Image credit: The Scripps Research Institute
Identified in 1967 among laboratory workers in Uganda who had handled infected animals, Marburg virus was the first of the class of viruses known as filoviruses - which also includes Ebola - to be identified.
The most lethal strain of Marburg emerged in 2004, resulting in an outbreak with a catastrophic fatality rate of 88%. The virus is known to have a mortality rate of up to 90%.
With the world still reeling from the Ebola epidemic of 2014, there is renewed interest in the deadly potential of filoviruses and what treatments may be effective against them.
Previously, researchers from The Scripps Research Institute in La Jolla, CA, had discovered the molecular structure used by the Marburg virus to attach itself to and enter host cells.
Key to defeating the virus is identifying vulnerable sites on the surface of the virus that antibodies can bind to. Studies have found that certain "cocktails" of antibodies can raise an alarm to the immune system and block Ebola virus from entering new cells, so scientists have been investigating similar approaches to tackle Marburg virus.
Earlier this year, the Scripps team reported some success at identifying antibodies effective against one site on Marburg in a study conducted in association with Vanderbilt University in Nashville, TN. In the new study, the Scripps team designed proteins that elicited new antibodies effective against other sites on the virus.

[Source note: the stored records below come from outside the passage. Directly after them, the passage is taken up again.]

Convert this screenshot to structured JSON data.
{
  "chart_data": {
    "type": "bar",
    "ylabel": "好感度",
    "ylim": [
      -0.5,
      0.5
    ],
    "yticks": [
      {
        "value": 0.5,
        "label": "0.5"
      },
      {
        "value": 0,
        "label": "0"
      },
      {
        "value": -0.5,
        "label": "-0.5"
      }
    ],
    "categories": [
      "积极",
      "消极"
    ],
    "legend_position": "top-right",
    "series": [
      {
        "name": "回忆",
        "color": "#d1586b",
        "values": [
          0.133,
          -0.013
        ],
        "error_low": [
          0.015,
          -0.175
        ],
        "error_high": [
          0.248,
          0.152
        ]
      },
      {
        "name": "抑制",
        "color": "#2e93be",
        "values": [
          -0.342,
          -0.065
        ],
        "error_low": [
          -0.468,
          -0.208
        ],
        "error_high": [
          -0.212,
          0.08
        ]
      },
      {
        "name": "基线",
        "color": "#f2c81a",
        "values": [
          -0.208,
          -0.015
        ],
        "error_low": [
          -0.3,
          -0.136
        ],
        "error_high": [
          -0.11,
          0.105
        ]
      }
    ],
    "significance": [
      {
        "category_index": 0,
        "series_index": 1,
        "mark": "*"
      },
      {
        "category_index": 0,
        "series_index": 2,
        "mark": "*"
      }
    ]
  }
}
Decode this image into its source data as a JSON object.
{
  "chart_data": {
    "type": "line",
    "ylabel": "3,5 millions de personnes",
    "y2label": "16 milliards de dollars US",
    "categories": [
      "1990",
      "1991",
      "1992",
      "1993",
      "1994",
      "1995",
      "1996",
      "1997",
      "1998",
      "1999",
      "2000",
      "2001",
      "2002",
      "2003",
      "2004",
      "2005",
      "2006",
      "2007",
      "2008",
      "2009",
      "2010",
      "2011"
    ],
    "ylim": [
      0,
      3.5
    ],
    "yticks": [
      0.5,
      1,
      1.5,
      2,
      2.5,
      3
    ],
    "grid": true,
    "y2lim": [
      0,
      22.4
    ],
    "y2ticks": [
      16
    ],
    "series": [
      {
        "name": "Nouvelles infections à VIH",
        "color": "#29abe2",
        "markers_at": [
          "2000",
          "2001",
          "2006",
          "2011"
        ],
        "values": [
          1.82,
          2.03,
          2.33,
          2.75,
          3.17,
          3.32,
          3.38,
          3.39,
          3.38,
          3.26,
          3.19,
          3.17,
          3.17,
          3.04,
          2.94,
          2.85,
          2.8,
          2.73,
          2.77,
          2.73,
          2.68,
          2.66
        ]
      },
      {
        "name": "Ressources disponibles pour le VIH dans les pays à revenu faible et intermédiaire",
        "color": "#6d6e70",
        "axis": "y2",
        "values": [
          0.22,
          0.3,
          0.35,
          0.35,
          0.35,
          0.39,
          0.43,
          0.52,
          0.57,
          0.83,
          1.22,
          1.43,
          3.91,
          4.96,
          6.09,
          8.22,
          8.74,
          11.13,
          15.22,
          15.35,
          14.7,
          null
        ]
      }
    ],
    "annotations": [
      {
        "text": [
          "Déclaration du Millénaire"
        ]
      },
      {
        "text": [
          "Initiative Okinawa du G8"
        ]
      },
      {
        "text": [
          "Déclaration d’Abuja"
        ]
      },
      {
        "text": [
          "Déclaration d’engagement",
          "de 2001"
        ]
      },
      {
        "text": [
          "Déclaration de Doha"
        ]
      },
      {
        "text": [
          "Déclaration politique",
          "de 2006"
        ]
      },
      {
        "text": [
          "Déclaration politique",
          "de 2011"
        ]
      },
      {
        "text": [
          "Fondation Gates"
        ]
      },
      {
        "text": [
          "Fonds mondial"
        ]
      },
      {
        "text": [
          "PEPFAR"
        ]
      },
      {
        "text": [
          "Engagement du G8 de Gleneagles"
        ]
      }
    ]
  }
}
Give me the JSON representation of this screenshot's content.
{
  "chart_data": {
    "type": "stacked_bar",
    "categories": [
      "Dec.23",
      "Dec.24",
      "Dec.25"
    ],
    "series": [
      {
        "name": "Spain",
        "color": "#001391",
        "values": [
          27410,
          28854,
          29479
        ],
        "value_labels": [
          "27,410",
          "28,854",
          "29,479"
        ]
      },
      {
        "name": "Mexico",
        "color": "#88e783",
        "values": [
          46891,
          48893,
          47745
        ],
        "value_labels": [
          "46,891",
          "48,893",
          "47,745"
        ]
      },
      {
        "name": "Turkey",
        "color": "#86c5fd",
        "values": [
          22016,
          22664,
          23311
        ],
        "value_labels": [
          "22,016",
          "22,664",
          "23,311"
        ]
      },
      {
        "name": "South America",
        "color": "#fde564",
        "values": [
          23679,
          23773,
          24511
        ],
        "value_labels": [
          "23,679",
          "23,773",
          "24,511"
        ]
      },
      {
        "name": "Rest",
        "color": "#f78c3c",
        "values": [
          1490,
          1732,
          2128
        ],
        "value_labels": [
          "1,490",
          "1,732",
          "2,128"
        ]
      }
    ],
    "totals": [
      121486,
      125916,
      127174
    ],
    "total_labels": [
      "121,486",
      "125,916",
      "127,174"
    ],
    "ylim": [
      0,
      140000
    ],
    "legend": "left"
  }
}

One of these targets was a site that had not been seen in previous studies of the virus. This new site is described as "a wing-like feature" attached to the virus at its base. The antibodies targeting this site were found to be effective at protecting 90-100% of the mice in the study from lethal infection.
The researchers report that the antibodies investigated in the study are also effective against Ebola virus and its four viral relatives.
Antibodies could be used to diagnose Marburg and Ebola mutations
The study's first author, Marnie Fusco, says that as both Marburg and Ebola are likely to acquire new mutations, "the cross-reactive antibodies could be used as diagnostics for newly emerging strains."
Cory Nykiforuk, director of pipeline research of Emergent BioSolutions - who initiated the study with the Scripps team 6 years ago - says:
"Understanding where and how the antibodies interact with the virus tells us which regions can be targeted and helps us develop lead candidates for clinical development.
There are multiple filoviruses that threaten our communities, frontline medical workers and defense personnel, and bringing new technologies to the forefront could potentially help meet future requirements."
Nykiforuk's predecessor at Emergent BioSolutions, Jody Berry, adds that the "high cost of creating independent vaccines or treatments for each of the different viruses in this family necessitates intelligent design of immunogens (antibody-inducing molecules). The molecular images used to design the molecules and evaluate the antibodies point the way forward."
Last year, a study published in the open-access journal mBio found that filoviruses such as Marburg and Ebola edit genetic material as they infect their hosts.